Study Pinpoints Where Wild Bee Declines Will Most Affect Farmers

12_21_bee_decline
Researchers at the University of Vermont and other institutions have identified 139 U.S. counties where wild bee declines could have the most troubling impact on agriculture. Leif Richardson/University of Vermont

As the number of wild bees drops dramatically in the United States, new research indicates where farmers will likely suffer the most. A study published Monday in the journal Proceedings of the National Academy of Sciences identified 139 counties across the country where the "mismatch" between demand for wild bees and supply is most troubling.

In the continental U.S., the wild bee population declined 23 percent between 2008 and 2013, according to the study. Of the cropland that depends on pollinators, the researchers found, 39 percent falls in the "mismatched" areas.

The study's goal wasn't focused on mapping where bees are most in decline, but rather to identify where farmers would be most affected. Researchers from the University of Vermont, Franklin and Marshall College, the University of California at Davis and Michigan State University believe the study is the first to map national bee population and agricultural trends side by side.

To create the map, the researchers first identified areas of farmland and then sought out information about the quality of nesting and flower resources in those areas and how far bees can travel.

12_21_bee_decline_02
According to the study, the demand for wild bees is "mismatched" with the supply of bees in 39 percent of pollinator-dependent crop areas in the U.S. University of Vermont

"What produces is a map of tiny square by tiny square, a prediction from this model about the abundance of bees," says senior author Taylor Ricketts, a professor at the University of Vermont and director of its Gund Institute for Ecological Economics.
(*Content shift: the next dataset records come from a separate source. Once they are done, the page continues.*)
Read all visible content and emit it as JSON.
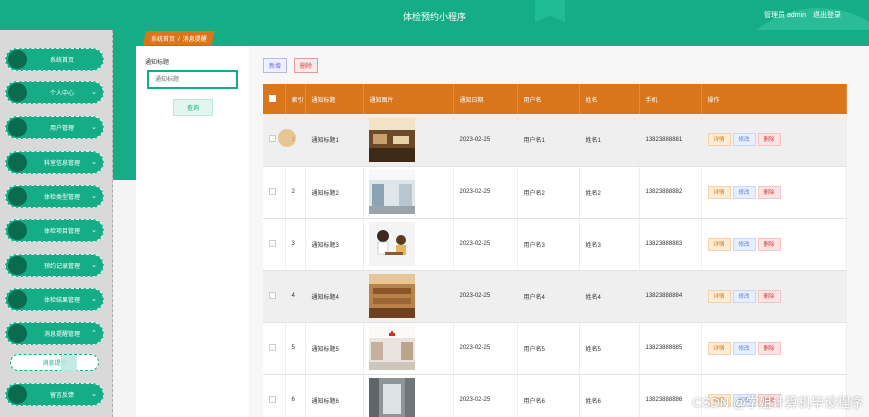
{
  "header": {
    "title": "体检预约小程序",
    "user_label": "管理员 admin",
    "logout": "退出登录"
  },
  "sidebar": {
    "items": [
      {
        "label": "系统首页",
        "chevron": false
      },
      {
        "label": "个人中心",
        "chevron": true
      },
      {
        "label": "用户管理",
        "chevron": true
      },
      {
        "label": "科室信息管理",
        "chevron": true
      },
      {
        "label": "体检类型管理",
        "chevron": true
      },
      {
        "label": "体检项目管理",
        "chevron": true
      },
      {
        "label": "预约记录管理",
        "chevron": true
      },
      {
        "label": "体检结果管理",
        "chevron": true
      },
      {
        "label": "消息提醒管理",
        "chevron": true,
        "expanded": true
      },
      {
        "label": "留言反馈",
        "chevron": true
      }
    ],
    "sub_item": "消息提醒"
  },
  "breadcrumb": {
    "home": "系统首页",
    "separator": "/",
    "current": "消息提醒"
  },
  "search": {
    "label": "通知标题",
    "placeholder": "通知标题",
    "button": "查询"
  },
  "toolbar": {
    "add": "新增",
    "delete": "删除"
  },
  "table": {
    "headers": [
      "索引",
      "通知标题",
      "通知图片",
      "通知日期",
      "用户名",
      "姓名",
      "手机",
      "操作"
    ],
    "actions": {
      "detail": "详情",
      "edit": "修改",
      "delete": "删除"
    },
    "rows": [
      {
        "index": "1",
        "title": "通知标题1",
        "image": "restaurant-photo",
        "date": "2023-02-25",
        "username": "用户名1",
        "name": "姓名1",
        "phone": "13823888881"
      },
      {
        "index": "2",
        "title": "通知标题2",
        "image": "hallway-photo",
        "date": "2023-02-25",
        "username": "用户名2",
        "name": "姓名2",
        "phone": "13823888882"
      },
      {
        "index": "3",
        "title": "通知标题3",
        "image": "cartoon-consultation",
        "date": "2023-02-25",
        "username": "用户名3",
        "name": "姓名3",
        "phone": "13823888883"
      },
      {
        "index": "4",
        "title": "通知标题4",
        "image": "wooden-interior-photo",
        "date": "2023-02-25",
        "username": "用户名4",
        "name": "姓名4",
        "phone": "13823888884"
      },
      {
        "index": "5",
        "title": "通知标题5",
        "image": "hospital-lobby-photo",
        "date": "2023-02-25",
        "username": "用户名5",
        "name": "姓名5",
        "phone": "13823888885"
      },
      {
        "index": "6",
        "title": "通知标题6",
        "image": "corridor-photo",
        "date": "2023-02-25",
        "username": "用户名6",
        "name": "姓名6",
        "phone": "13823888886"
      }
    ]
  },
  "watermark": "CSDN @学姐计算机毕设程序"
}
Ricketts and the other authors then compared that abundance map to maps for where the demand for wild bees is highest, given which crops most rely on pollinators. "What we came up with are the 139 counties that seem to have worrisome mismatches between the trend and the supply, or the abundance of bees and the demand."

According to the study, those "mismatches" hit farmers particularly hard in 11 states: Illinois, Kansas, Louisiana, Minnesota, Missouri, Nebraska, North Dakota, Oklahoma, South Dakota, Texas and Wisconsin. Crops that depend most on pollinators include almonds, apples, blueberries, peaches, pumpkins and watermelons. Crops such as soybeans, canola and cotton are less dependent.

The researchers' most troubling discovery, Ricketts says, is that the crops that need pollinators the most seem to grow in places with the fewest wild bees.

Last year, the White House established a task force to investigate why bees and other pollinators are dying off. Many pollinator experts believe pesticides and habitat loss are among the reasons. In May, the government announced the results of the task force, including a plan to set aside 7 million acres as habitats for pollinators. The U.S. Department of Agriculture also now encourages farmers to set aside land for that purpose.

The importance of bees to farming is likely why the government is so concerned; according to the study, more than $3 billion of the country's agricultural gross domestic product relies on wild pollinators. Another $11.53 billion relies on non-wild bees.

"Obama put this on the national stage," Ricketts says. "What this study does is literally put this issue on the map. It's a map of where we should focus those efforts he's calling for."